Online retail firm Overstock revealed its latest quarterly earnings in a letter to shareholders and had CEO Patrick Byrne talking up the company’s blockchain-related investments in the letter.

Overstock also revealed it is expected to spend around $8 million in direct costs towards Medici, its subsidiary functioning as a blockchain stock exchange. One of its recent efforts include blockchain trading platform tØ which recently helped a hedge fund borrow $10 million in shares through its blockchain-based platform.

Byrne added that additional expenses such as shared overhead and load factor will push the real cost beyond $8 million this year.

He referenced Jamie Dimon, JP Morgan CEO who previously warned in his own letter to the bank’s shareholders that “Silicon Valley start-ups are coming to eat Wall Street’s lunch.” Bryne made light of the claim and wrote:

While I concur with Mr.
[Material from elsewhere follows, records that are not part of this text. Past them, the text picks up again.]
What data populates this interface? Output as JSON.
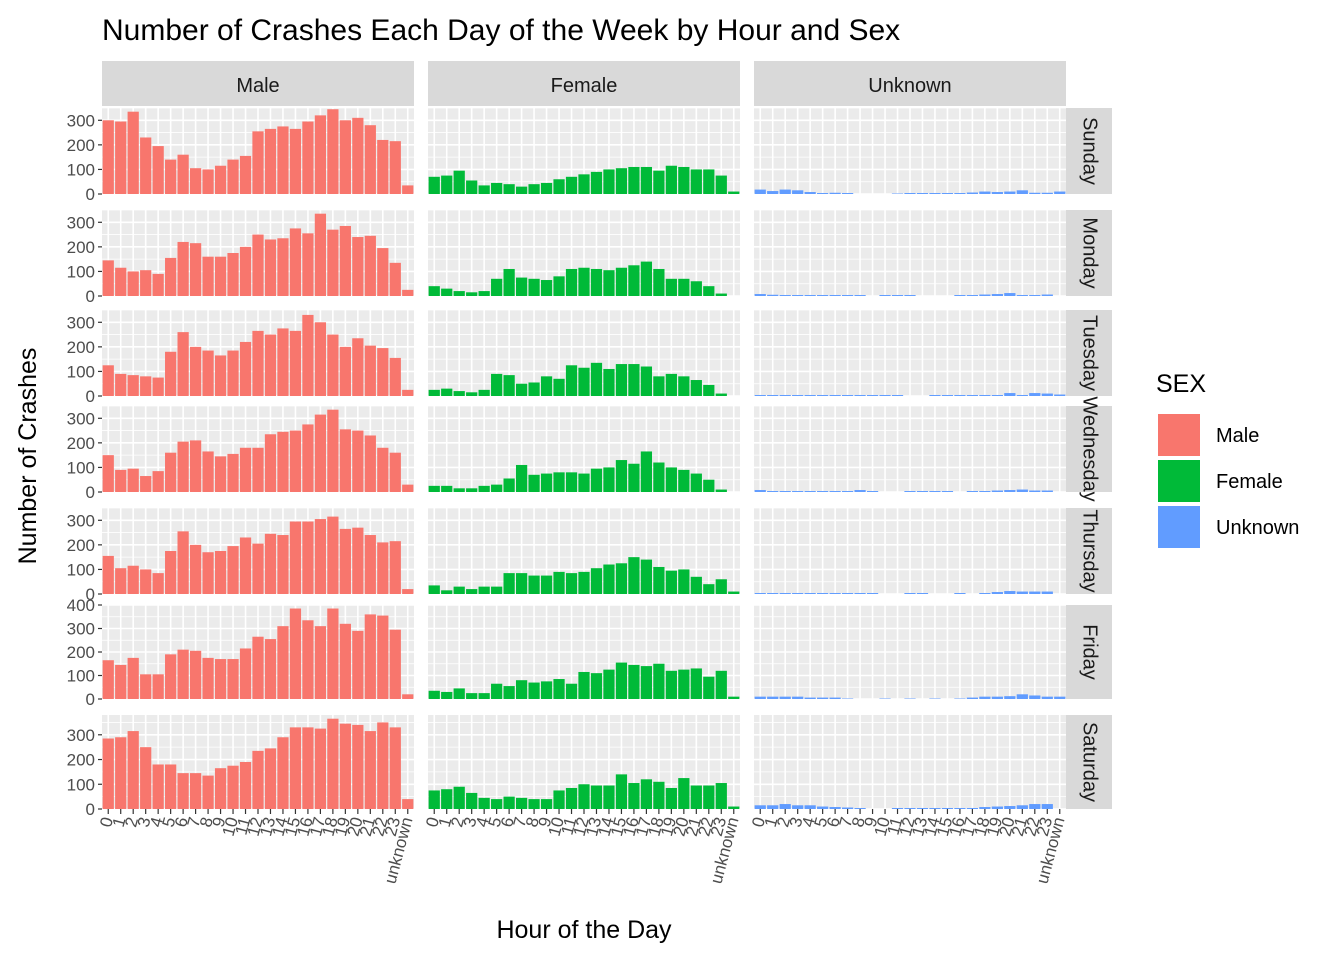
{
  "chart_data": {
    "type": "bar",
    "title": "Number of Crashes Each Day of the Week by Hour and Sex",
    "xlabel": "Hour of the Day",
    "ylabel": "Number of Crashes",
    "legend_title": "SEX",
    "legend_placement": "right",
    "grid": true,
    "categories": [
      "0",
      "1",
      "2",
      "3",
      "4",
      "5",
      "6",
      "7",
      "8",
      "9",
      "10",
      "11",
      "12",
      "13",
      "14",
      "15",
      "16",
      "17",
      "18",
      "19",
      "20",
      "21",
      "22",
      "23",
      "unknown"
    ],
    "x_tick_labels": [
      "0",
      "",
      "2",
      "",
      "4",
      "",
      "6",
      "",
      "8",
      "",
      "10",
      "",
      "12",
      "",
      "14",
      "",
      "16",
      "",
      "18",
      "",
      "20",
      "",
      "22",
      "",
      "unknown"
    ],
    "x_tick_labels_alt": [
      "",
      "1",
      "",
      "3",
      "",
      "5",
      "",
      "7",
      "",
      "9",
      "",
      "11",
      "",
      "13",
      "",
      "15",
      "",
      "17",
      "",
      "19",
      "",
      "21",
      "",
      "23",
      ""
    ],
    "columns": [
      "Male",
      "Female",
      "Unknown"
    ],
    "rows": [
      "Sunday",
      "Monday",
      "Tuesday",
      "Wednesday",
      "Thursday",
      "Friday",
      "Saturday"
    ],
    "series_colors": {
      "Male": "#F8766D",
      "Female": "#00BA38",
      "Unknown": "#619CFF"
    },
    "rows_meta": [
      {
        "ylim": [
          0,
          350
        ],
        "yticks": [
          0,
          100,
          200,
          300
        ]
      },
      {
        "ylim": [
          0,
          350
        ],
        "yticks": [
          0,
          100,
          200,
          300
        ]
      },
      {
        "ylim": [
          0,
          350
        ],
        "yticks": [
          0,
          100,
          200,
          300
        ]
      },
      {
        "ylim": [
          0,
          350
        ],
        "yticks": [
          0,
          100,
          200,
          300
        ]
      },
      {
        "ylim": [
          0,
          350
        ],
        "yticks": [
          0,
          100,
          200,
          300
        ]
      },
      {
        "ylim": [
          0,
          400
        ],
        "yticks": [
          0,
          100,
          200,
          300,
          400
        ]
      },
      {
        "ylim": [
          0,
          380
        ],
        "yticks": [
          0,
          100,
          200,
          300
        ]
      }
    ],
    "values": {
      "Sunday": {
        "Male": [
          300,
          295,
          335,
          230,
          195,
          140,
          160,
          105,
          100,
          115,
          140,
          155,
          255,
          265,
          275,
          265,
          295,
          320,
          345,
          300,
          310,
          280,
          220,
          215,
          35
        ],
        "Female": [
          70,
          75,
          95,
          55,
          35,
          45,
          40,
          30,
          40,
          45,
          60,
          70,
          80,
          90,
          100,
          105,
          110,
          110,
          95,
          115,
          110,
          100,
          100,
          75,
          10
        ],
        "Unknown": [
          18,
          12,
          18,
          15,
          8,
          4,
          5,
          4,
          0,
          0,
          0,
          2,
          4,
          4,
          4,
          4,
          4,
          6,
          10,
          8,
          10,
          15,
          5,
          5,
          10
        ]
      },
      "Monday": {
        "Male": [
          145,
          115,
          100,
          105,
          90,
          155,
          220,
          215,
          160,
          160,
          175,
          200,
          250,
          230,
          235,
          275,
          255,
          335,
          270,
          285,
          240,
          245,
          195,
          135,
          25
        ],
        "Female": [
          40,
          30,
          20,
          15,
          20,
          70,
          110,
          75,
          70,
          65,
          80,
          110,
          115,
          110,
          105,
          115,
          125,
          140,
          110,
          70,
          70,
          60,
          40,
          10,
          0
        ],
        "Unknown": [
          8,
          5,
          4,
          4,
          4,
          4,
          4,
          4,
          4,
          0,
          4,
          4,
          4,
          0,
          0,
          0,
          4,
          4,
          6,
          8,
          12,
          4,
          4,
          6,
          0
        ]
      },
      "Tuesday": {
        "Male": [
          125,
          90,
          85,
          80,
          75,
          180,
          260,
          200,
          185,
          165,
          185,
          220,
          265,
          250,
          275,
          265,
          330,
          300,
          250,
          200,
          235,
          205,
          195,
          155,
          25
        ],
        "Female": [
          25,
          30,
          20,
          15,
          25,
          90,
          85,
          50,
          55,
          80,
          70,
          125,
          115,
          135,
          110,
          130,
          130,
          120,
          80,
          90,
          80,
          65,
          45,
          10,
          0
        ],
        "Unknown": [
          4,
          4,
          4,
          4,
          4,
          4,
          4,
          4,
          4,
          4,
          4,
          4,
          0,
          0,
          4,
          4,
          4,
          4,
          4,
          4,
          12,
          4,
          12,
          10,
          6
        ]
      },
      "Wednesday": {
        "Male": [
          150,
          90,
          95,
          65,
          85,
          160,
          205,
          210,
          165,
          145,
          155,
          180,
          180,
          235,
          245,
          250,
          275,
          315,
          335,
          255,
          250,
          230,
          180,
          160,
          30
        ],
        "Female": [
          25,
          25,
          15,
          15,
          25,
          30,
          55,
          110,
          70,
          75,
          80,
          80,
          75,
          95,
          100,
          130,
          115,
          165,
          120,
          100,
          90,
          75,
          50,
          10,
          0
        ],
        "Unknown": [
          8,
          4,
          4,
          4,
          4,
          4,
          4,
          4,
          8,
          4,
          0,
          0,
          4,
          4,
          4,
          4,
          0,
          4,
          4,
          6,
          8,
          10,
          6,
          6,
          0
        ]
      },
      "Thursday": {
        "Male": [
          155,
          105,
          115,
          100,
          85,
          175,
          255,
          200,
          170,
          175,
          195,
          230,
          205,
          245,
          240,
          295,
          295,
          305,
          315,
          265,
          270,
          240,
          210,
          215,
          20
        ],
        "Female": [
          35,
          15,
          30,
          20,
          30,
          30,
          85,
          85,
          75,
          75,
          90,
          85,
          90,
          105,
          120,
          125,
          150,
          140,
          110,
          95,
          100,
          70,
          40,
          60,
          10
        ],
        "Unknown": [
          4,
          4,
          4,
          4,
          4,
          4,
          4,
          4,
          4,
          4,
          0,
          0,
          4,
          4,
          0,
          0,
          4,
          0,
          4,
          8,
          12,
          10,
          10,
          10,
          0
        ]
      },
      "Friday": {
        "Male": [
          165,
          145,
          175,
          105,
          105,
          190,
          210,
          205,
          175,
          170,
          170,
          215,
          265,
          255,
          310,
          385,
          335,
          310,
          385,
          320,
          290,
          360,
          355,
          295,
          20
        ],
        "Female": [
          35,
          30,
          45,
          25,
          25,
          65,
          55,
          80,
          70,
          75,
          85,
          65,
          115,
          110,
          125,
          155,
          145,
          140,
          150,
          120,
          125,
          130,
          95,
          120,
          10
        ],
        "Unknown": [
          10,
          10,
          10,
          10,
          6,
          6,
          6,
          2,
          0,
          0,
          2,
          0,
          2,
          0,
          2,
          0,
          2,
          6,
          10,
          10,
          12,
          20,
          15,
          10,
          10
        ]
      },
      "Saturday": {
        "Male": [
          285,
          290,
          315,
          250,
          180,
          180,
          145,
          145,
          135,
          165,
          175,
          190,
          235,
          245,
          290,
          330,
          330,
          325,
          365,
          345,
          340,
          315,
          350,
          330,
          40
        ],
        "Female": [
          75,
          80,
          90,
          65,
          45,
          40,
          50,
          45,
          40,
          40,
          75,
          85,
          100,
          95,
          95,
          140,
          105,
          120,
          110,
          85,
          125,
          95,
          95,
          105,
          10
        ],
        "Unknown": [
          15,
          15,
          20,
          15,
          15,
          10,
          8,
          6,
          4,
          0,
          0,
          4,
          4,
          4,
          4,
          4,
          4,
          4,
          8,
          10,
          12,
          15,
          20,
          20,
          0
        ]
      }
    }
  }
}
Dimon about the disruptive potential of blockchain technology for Fintech, and while we have a pole position in that race, our intent is to share our lunch with Wall Street, not eat theirs.

Byrne also added that Medici is unlikely to be integrated with Overstock’s core online retailing business which has the firm actively looking into alternative ventures.

For obvious reasons I do not believe that this enterprise can be co-managed with our online retailing business, and in that regard am aggressively exploring alternatives with an eye to maximizing shareholder value.

Despite the net loss, he talked up the potential of blockchain related investments by pointing to key patents on “fundamental processes for crypto-capital formation,” filed by the company. According to Byrne, the filing comes after a “mashing together” of crypto-technologists with Overstock’s developers, IP lawyers and those within Wall Street.